Я чувствовала себя никчемной и беспомощной. Довольно долго я оставалась наедине с Джулианом, но очень плохо воспользовалась представившейся возможностью; даже не рассказала о том, как в меня швыряли камни. Вместо этого разозлила его и настроила против себя, чем косвенно навредила Адрии.
Когда они высадили меня у Сторожки. Я переложила лыжное снаряжение в свою машину. Мои изъявления благодарности Джулиану встречены холодно и сухо, мы даже не договорились о следующей лыжной прогулке. Войдя в Сторожку, я обнаружила, что мне уже пора приступать к исполнению своих обязанностей.
Клей сидел за столом в кабинете; он смотрел на меня так же холодно, как Джулиан.
— Я тут кое-что проверил и обдумал, — сообщил он. — У меня создалось впечатление, что ты просто выдумала эту историю с камнями. Возможно, ты стремишься создать здесь тревожную, взвинченную атмосферу, надеясь, что это поможет тебе что-то выведать.

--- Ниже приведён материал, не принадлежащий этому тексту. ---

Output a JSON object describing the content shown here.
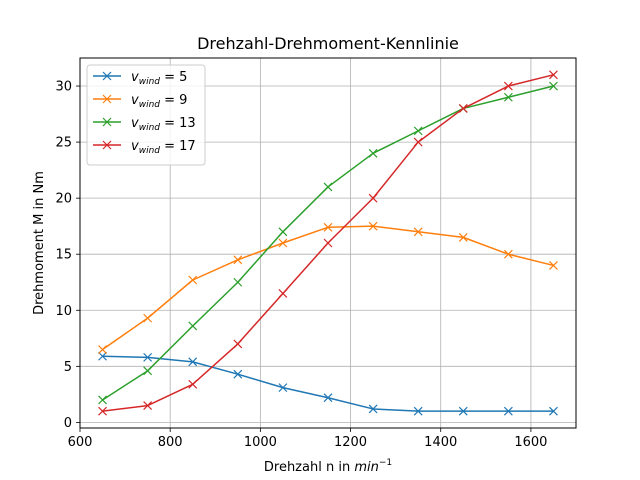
{
  "chart_data": {
    "type": "line",
    "title": "Drehzahl-Drehmoment-Kennlinie",
    "xlabel": "Drehzahl n in",
    "xlabel_unit": "min",
    "xlabel_unit_exp": "−1",
    "ylabel": "Drehmoment M in Nm",
    "xlim": [
      600,
      1700
    ],
    "ylim": [
      -0.5,
      32.5
    ],
    "xticks": [
      600,
      800,
      1000,
      1200,
      1400,
      1600
    ],
    "yticks": [
      0,
      5,
      10,
      15,
      20,
      25,
      30
    ],
    "grid": true,
    "legend_position": "upper-left",
    "marker": "x",
    "x": [
      650,
      750,
      850,
      950,
      1050,
      1150,
      1250,
      1350,
      1450,
      1550,
      1650
    ],
    "series": [
      {
        "name": "v_wind = 5",
        "label_var": "v",
        "label_sub": "wind",
        "label_val": "= 5",
        "color": "#1f77b4",
        "values": [
          5.9,
          5.8,
          5.4,
          4.3,
          3.1,
          2.2,
          1.2,
          1.0,
          1.0,
          1.0,
          1.0
        ]
      },
      {
        "name": "v_wind = 9",
        "label_var": "v",
        "label_sub": "wind",
        "label_val": "= 9",
        "color": "#ff7f0e",
        "values": [
          6.5,
          9.3,
          12.7,
          14.5,
          16.0,
          17.4,
          17.5,
          17.0,
          16.5,
          15.0,
          14.0
        ]
      },
      {
        "name": "v_wind = 13",
        "label_var": "v",
        "label_sub": "wind",
        "label_val": "= 13",
        "color": "#2ca02c",
        "values": [
          2.0,
          4.6,
          8.6,
          12.5,
          17.0,
          21.0,
          24.0,
          26.0,
          28.0,
          29.0,
          30.0
        ]
      },
      {
        "name": "v_wind = 17",
        "label_var": "v",
        "label_sub": "wind",
        "label_val": "= 17",
        "color": "#d62728",
        "values": [
          1.0,
          1.5,
          3.4,
          7.0,
          11.5,
          16.0,
          20.0,
          25.0,
          28.0,
          30.0,
          31.0
        ]
      }
    ]
  }
}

Глядя на его аккуратную бородку, я почувствовала, что сыта по горло и Грейстоунзом, и Сторожкой. Хватит с меня Джулиана и Клея. Сухо ответив, что это его дело — верить мне или не верить, я поднялась в комнату, чувствуя себя совершенно беспомощной и со всех сторон окруженной врагами.
На моей постели лениво умывался Циннабар. Я расстегнула парку и кинула ее на стул. Затем, вне себя от гнева, подошла к коту.
— Если никто здесь не хочет со мной разговаривать, может быть, побеседуем с тобой? Привет Марго! Не ты ли бросала в меня камни?
Циннабар ответил мне широким зевком, затем он встал и потянулся. Посмотрев на меня высокомерно и презрительно, он спрыгнул с кровати и направился к двери. Я ее открыла, и кот вышел в коридор, не оглядываясь.
Этот эпизод не улучшил моего настроения. Я переоделась, причесалась, накрасила губы; затем положила серебряный медальон в кармашек своей дорожной сумки и пошла вниз готовить фондю.